One of the most poignant aspects of Luc’s trip has been hearing the children — particularly the older ones — talk about Syria. With the “unveiled honesty and emotion” of kids, “little pieces of the pain and deep suffering [they have experienced] are coming into view.”
The local teachers are walking the delicate line of helping the kids adapt to Jordanian culture and helping them maintain emotional and cultural ties to Syria, knowing that many of the kids may be in Jordan for more than a decade, or possibly for the rest of their lives. The teachers told the visiting artists that nearly all of the kids had lost at least one parent, if not both. Imagine that — losing a parent, losing a homeland, losing a culture; losing, to some degree, an identity. “A gap in my heart,” says Luc, imagining for himself.
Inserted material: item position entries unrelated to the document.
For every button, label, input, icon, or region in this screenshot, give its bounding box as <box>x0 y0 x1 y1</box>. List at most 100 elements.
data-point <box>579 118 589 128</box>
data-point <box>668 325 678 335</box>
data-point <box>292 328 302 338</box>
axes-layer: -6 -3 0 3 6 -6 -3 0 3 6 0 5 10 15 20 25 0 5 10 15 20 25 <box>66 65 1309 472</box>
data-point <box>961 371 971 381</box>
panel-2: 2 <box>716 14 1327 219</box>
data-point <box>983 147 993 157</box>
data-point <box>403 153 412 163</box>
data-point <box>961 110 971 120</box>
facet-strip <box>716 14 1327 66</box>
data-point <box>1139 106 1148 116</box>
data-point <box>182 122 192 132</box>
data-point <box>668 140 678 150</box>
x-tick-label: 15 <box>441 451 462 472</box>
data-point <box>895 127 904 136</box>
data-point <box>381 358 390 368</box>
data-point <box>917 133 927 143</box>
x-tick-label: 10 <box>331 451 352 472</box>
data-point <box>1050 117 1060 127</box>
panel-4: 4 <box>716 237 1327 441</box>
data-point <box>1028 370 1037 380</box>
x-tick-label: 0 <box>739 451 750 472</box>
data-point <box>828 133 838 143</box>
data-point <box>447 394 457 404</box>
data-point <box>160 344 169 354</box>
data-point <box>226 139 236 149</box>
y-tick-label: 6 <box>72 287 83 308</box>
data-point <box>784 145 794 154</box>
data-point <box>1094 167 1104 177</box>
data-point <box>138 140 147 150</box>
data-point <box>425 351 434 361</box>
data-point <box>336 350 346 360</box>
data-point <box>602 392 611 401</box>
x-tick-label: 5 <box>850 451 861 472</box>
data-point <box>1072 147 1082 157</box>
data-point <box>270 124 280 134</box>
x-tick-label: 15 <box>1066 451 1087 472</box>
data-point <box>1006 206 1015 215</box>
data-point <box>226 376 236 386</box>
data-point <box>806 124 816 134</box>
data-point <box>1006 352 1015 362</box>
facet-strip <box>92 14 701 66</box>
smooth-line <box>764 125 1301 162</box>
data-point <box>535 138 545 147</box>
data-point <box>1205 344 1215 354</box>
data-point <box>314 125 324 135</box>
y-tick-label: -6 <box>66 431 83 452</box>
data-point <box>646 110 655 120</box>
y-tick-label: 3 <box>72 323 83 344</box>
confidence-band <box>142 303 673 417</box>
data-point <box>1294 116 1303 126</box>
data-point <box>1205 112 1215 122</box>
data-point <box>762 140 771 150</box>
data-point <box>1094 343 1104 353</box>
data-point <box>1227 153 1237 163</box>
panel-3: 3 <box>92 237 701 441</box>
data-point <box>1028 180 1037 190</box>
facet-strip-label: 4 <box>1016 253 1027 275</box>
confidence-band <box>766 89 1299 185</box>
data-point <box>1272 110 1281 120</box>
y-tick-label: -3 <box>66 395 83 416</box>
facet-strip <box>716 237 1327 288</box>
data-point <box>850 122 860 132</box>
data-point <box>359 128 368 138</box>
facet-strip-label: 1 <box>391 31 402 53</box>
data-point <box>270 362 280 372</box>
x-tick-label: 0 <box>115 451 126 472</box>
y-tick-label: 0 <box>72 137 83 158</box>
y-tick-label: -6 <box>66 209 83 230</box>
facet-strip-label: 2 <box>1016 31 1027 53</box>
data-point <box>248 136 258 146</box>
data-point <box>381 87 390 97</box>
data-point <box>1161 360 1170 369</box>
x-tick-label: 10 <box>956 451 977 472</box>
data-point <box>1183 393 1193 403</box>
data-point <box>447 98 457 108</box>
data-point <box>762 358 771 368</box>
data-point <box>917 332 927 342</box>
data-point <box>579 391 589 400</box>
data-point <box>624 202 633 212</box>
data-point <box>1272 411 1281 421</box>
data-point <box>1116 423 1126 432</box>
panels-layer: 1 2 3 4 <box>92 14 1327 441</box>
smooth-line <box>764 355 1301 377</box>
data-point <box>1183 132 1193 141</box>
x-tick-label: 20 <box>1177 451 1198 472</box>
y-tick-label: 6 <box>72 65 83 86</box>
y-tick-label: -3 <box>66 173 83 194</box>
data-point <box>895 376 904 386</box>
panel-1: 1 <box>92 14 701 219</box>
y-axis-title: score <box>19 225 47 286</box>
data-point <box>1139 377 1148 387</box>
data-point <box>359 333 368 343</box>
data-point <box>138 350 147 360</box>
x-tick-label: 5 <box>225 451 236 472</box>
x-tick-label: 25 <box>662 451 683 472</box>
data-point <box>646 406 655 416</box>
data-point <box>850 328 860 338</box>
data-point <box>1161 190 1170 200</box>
And yet, Luc says, when Ben had all the little kids draw pictures of what home meant to them, they drew pictures full of joy. They seemed focus on “laughter and expression … and having something to be inspired about.” Just like our Methow Valley kids and children everywhere, these Syrian refugee kids — many of whom have known nothing other than shelters and camps — are drawn inexorably to the beauty in life, no matter how transitory it might be for them. That, I suppose, is the true embodiment of hope.
Luc, Ben and Glen have now moved on to the Zaatari refugee camp, home to nearly 90,000 Syrian refugees. Take a moment this Valentine’s Day week to send a little mental love their way, OK?